And finally… Construction worker claims to have found bones of first Pope – but not where you’d expect
An Italian construction worker, involved in routine restoration at the 1,000 year old Church of Santa Maria in Capella in Trastevere, Rome, has stumbled across what could be the bones of St. Peter.
According to The Daily Beast, in helping to repair the structural problems around the altar, the worker lifted a heavy marble slab and discovered two Roman-era pots. The inscriptions on the pots indicate they contain bone fragments of four early Christian martyrs, three early Popes (Cornelius, Callixtus, and Felix), and St. Peter himself.

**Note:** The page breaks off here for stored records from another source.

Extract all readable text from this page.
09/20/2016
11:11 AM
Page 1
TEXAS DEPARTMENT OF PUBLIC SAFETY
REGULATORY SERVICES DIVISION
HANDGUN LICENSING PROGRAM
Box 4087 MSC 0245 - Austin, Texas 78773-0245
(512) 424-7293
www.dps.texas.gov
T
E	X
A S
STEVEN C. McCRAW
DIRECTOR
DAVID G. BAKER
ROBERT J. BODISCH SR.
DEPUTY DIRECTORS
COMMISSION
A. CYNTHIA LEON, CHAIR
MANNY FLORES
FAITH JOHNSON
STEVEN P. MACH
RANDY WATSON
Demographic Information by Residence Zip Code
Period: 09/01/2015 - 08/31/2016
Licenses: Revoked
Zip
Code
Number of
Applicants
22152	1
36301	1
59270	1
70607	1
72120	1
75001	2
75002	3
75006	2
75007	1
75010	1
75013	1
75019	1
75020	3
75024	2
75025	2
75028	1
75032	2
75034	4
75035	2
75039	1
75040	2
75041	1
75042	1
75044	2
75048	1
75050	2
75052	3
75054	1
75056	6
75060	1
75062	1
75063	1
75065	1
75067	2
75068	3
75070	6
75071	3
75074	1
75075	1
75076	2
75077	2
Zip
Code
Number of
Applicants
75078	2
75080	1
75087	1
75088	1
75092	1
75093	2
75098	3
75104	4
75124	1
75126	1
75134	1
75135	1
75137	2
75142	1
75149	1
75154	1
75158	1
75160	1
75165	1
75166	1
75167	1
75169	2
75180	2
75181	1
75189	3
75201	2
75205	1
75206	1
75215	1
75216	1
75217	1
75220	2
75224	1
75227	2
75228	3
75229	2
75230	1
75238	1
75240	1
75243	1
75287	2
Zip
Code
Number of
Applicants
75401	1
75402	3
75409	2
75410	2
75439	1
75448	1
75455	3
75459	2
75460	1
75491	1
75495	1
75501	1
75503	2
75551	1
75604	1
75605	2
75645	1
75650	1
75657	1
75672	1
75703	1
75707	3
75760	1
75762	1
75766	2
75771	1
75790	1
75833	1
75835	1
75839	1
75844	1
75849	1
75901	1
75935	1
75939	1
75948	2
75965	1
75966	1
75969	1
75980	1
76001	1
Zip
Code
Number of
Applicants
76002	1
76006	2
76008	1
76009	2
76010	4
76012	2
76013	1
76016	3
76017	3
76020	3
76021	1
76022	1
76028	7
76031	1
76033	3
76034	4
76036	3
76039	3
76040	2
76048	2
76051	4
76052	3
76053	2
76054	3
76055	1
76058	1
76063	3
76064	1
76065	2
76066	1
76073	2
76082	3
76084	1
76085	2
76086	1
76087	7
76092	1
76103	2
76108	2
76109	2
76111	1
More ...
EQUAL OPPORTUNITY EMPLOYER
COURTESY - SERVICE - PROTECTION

The bones of the first Pope would be an important discovery, but they’re a puzzling one too: as every visitor to the Vatican knows, the bones of St. Peter are supposed to be buried directly underneath the Papal Throne in St Peter’s. So you have to wonder, are any of these relics real? Is the Vatican really built on the rock of (the bones of) St. Peter?
Peter is important, of course, as the founder of the church in Rome. For Roman Catholics he is the first Pope and the rock on which the Church is built; for Protestants he is the “Apostle to the Jews” and, along with Paul, one of the two most important figures in the early church.
Stories about his death and the burial of his remains began to emerge during the second and third centuries, including the famous narrative in which he is crucified upside down.
The relics have been dispatched to the Vatican for further research.